Austria’s leaders have now attempted to take matters into their own hands through a new mandate that will make vaccination compulsory from February 1, 2022. Authorities will offer appointments for anyone yet to be vaccinated, with penalties of up to €3,600 ($4,055) if they still refuse to comply. For individuals who are already double vaccinated, there will still be fines, of up to €1,500, if they refuse to have a booster shot.
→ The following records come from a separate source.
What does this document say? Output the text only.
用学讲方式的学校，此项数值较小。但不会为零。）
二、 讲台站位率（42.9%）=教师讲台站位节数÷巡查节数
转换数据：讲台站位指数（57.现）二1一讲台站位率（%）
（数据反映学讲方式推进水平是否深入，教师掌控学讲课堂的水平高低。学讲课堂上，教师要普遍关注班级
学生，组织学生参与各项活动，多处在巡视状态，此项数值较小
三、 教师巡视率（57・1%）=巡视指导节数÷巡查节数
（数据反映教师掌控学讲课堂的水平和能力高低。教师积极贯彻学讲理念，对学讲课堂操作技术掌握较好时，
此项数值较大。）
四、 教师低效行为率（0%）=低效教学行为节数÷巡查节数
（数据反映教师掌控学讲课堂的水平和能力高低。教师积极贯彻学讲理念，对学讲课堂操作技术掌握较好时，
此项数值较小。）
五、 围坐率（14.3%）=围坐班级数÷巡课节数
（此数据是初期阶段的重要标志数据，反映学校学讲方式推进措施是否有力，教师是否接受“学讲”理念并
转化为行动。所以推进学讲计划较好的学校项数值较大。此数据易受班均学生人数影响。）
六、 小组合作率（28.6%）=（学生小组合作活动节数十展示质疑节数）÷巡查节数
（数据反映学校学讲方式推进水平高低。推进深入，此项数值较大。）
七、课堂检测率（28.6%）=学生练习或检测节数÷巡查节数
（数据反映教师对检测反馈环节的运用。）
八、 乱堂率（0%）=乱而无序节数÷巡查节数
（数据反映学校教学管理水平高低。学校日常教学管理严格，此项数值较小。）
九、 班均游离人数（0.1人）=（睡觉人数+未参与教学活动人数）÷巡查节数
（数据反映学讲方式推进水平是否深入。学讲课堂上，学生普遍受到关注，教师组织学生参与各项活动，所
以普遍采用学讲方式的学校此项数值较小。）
So far only Indonesia, Micronesia, and Turkmenistan have introduced population-scale vaccine mandates. While other countries with low vaccination rates may choose to follow, public health experts believe this could have far-reaching consequences. One possibility is that it will open the door for further mandates, particularly for childhood vaccinations. France, Italy, and Austria have all introduced legislation in recent years penalizing parents who do not get their children vaccinated against common diseases such as polio, chicken pox, and measles.

But with Austria and potentially many other countries facing an incredibly tough second winter with Covid-19, it may come down to balancing concerns about vaccine mandates with other issues, ranging from the economic and social consequences of the pandemic to the effects of school closures on child development. “You have to start weighing what is more costly: a vaccine mandate or further lockdowns,” says Schernhammer. “The mandate is not supposed to start before February, and my hope is that most people decide on their own to get vaccinated by then.”